All included studies were grouped depending on whether oliguria reversal was included as a target in the study protocol. Studies comparing GDT and CFM where neither treatment protocol involved oliguria reversal were designated as GDT− versus CFM−, studies comparing GDT without oliguria reversal as a target with CFM with oliguria reversal as a target as GDT− versus CFM, and studies comparing GDT with CFM where both treatment arms had oliguria reversal as a target as GDT+ versus CFM+. Odds ratios (ORs) and 95% confidence intervals (CIs) were calculated for each study based on their reported treatment arm, specific sample size, and observed frequencies of ARF.

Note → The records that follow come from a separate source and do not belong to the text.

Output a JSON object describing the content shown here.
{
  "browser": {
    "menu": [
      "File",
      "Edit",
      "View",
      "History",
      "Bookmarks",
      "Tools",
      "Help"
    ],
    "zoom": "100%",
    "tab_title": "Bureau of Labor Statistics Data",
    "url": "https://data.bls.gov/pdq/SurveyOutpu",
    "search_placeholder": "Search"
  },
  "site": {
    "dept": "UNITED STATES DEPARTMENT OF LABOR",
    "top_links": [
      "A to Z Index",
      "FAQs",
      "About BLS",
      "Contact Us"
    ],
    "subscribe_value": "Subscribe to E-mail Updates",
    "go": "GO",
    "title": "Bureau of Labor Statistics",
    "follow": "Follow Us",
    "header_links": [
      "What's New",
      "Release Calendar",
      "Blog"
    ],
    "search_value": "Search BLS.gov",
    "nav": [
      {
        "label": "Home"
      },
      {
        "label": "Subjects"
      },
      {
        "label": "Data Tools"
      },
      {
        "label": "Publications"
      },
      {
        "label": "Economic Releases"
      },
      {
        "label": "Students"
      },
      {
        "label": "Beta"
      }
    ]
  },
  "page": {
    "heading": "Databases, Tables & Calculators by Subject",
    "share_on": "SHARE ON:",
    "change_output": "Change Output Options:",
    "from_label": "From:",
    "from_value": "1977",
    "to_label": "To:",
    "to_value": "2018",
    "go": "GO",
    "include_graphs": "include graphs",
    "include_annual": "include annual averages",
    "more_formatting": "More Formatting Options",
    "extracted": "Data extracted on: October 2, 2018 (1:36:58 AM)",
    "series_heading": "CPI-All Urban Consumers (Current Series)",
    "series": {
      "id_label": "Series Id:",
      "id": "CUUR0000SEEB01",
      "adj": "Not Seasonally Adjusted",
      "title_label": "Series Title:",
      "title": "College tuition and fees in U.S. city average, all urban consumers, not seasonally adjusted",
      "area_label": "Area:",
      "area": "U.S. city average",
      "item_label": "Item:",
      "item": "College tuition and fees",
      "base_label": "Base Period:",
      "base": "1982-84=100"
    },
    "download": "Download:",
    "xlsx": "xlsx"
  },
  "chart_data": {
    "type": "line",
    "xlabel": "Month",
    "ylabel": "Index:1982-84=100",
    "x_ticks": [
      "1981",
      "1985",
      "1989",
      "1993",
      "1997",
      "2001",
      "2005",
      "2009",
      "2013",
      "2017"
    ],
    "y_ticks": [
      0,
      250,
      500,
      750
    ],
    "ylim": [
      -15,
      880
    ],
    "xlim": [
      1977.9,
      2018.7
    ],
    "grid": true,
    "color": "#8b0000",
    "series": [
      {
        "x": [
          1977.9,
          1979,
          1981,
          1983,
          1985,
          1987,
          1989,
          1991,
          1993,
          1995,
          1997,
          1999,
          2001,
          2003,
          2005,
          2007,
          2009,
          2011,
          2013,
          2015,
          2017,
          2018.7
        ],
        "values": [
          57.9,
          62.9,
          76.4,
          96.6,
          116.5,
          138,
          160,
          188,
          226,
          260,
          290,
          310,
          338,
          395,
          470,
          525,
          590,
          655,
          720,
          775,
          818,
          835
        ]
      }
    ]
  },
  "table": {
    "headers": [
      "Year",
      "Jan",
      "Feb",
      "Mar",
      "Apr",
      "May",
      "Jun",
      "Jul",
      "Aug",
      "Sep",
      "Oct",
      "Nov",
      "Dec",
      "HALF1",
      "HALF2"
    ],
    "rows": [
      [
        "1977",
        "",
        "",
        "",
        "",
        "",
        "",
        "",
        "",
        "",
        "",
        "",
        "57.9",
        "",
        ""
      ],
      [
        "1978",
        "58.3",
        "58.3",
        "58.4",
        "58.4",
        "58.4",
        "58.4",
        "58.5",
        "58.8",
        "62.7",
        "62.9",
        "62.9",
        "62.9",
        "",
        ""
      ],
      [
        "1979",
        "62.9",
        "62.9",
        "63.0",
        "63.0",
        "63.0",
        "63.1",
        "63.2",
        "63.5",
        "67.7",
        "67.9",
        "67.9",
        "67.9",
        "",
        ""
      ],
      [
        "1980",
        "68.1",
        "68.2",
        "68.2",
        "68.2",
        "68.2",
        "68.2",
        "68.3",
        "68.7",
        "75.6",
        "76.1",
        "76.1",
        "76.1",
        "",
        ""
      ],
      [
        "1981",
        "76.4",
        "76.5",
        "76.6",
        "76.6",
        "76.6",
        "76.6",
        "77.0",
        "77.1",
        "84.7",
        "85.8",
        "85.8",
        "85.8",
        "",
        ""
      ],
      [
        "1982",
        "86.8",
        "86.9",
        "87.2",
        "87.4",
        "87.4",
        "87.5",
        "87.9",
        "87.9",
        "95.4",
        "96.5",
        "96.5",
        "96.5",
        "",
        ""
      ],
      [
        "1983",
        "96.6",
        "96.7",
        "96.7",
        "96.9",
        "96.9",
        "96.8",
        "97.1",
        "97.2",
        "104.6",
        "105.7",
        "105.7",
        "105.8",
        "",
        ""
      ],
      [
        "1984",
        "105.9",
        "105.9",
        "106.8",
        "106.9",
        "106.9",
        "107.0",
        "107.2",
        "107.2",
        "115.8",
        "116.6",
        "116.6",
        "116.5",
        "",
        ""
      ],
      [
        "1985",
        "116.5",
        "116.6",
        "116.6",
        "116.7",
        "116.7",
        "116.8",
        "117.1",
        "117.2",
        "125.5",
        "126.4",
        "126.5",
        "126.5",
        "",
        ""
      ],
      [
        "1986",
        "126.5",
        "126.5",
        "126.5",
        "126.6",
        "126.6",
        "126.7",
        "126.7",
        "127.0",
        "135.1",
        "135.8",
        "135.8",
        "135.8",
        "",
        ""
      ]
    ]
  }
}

In the primary analysis, we compared the number of patients with ARF in the 2 treatment arms in all studies as well as separately for each of the 3 study protocol groups (GDT− versus CFM−, GDT− versus CFM+, GDT− versus CFM−) using random-effects meta-analysis. To gain further insight into the role of the treatment period in which the protocol was used (pre-, versus intra- or postoperative), we meta-analyzed studies in which the treatment protocol was used during the preoperative or intraoperative setting separately from those in which the protocol was used during the postoperative or intensive care unit (ICU) setting in a secondary analysis. Studies in which the treatment protocol was used during both periods were included in both analyses. Therefore, we performed a sensitivity analysis in which only studies were included that used the treatment protocols during the postoperative and ICU settings only.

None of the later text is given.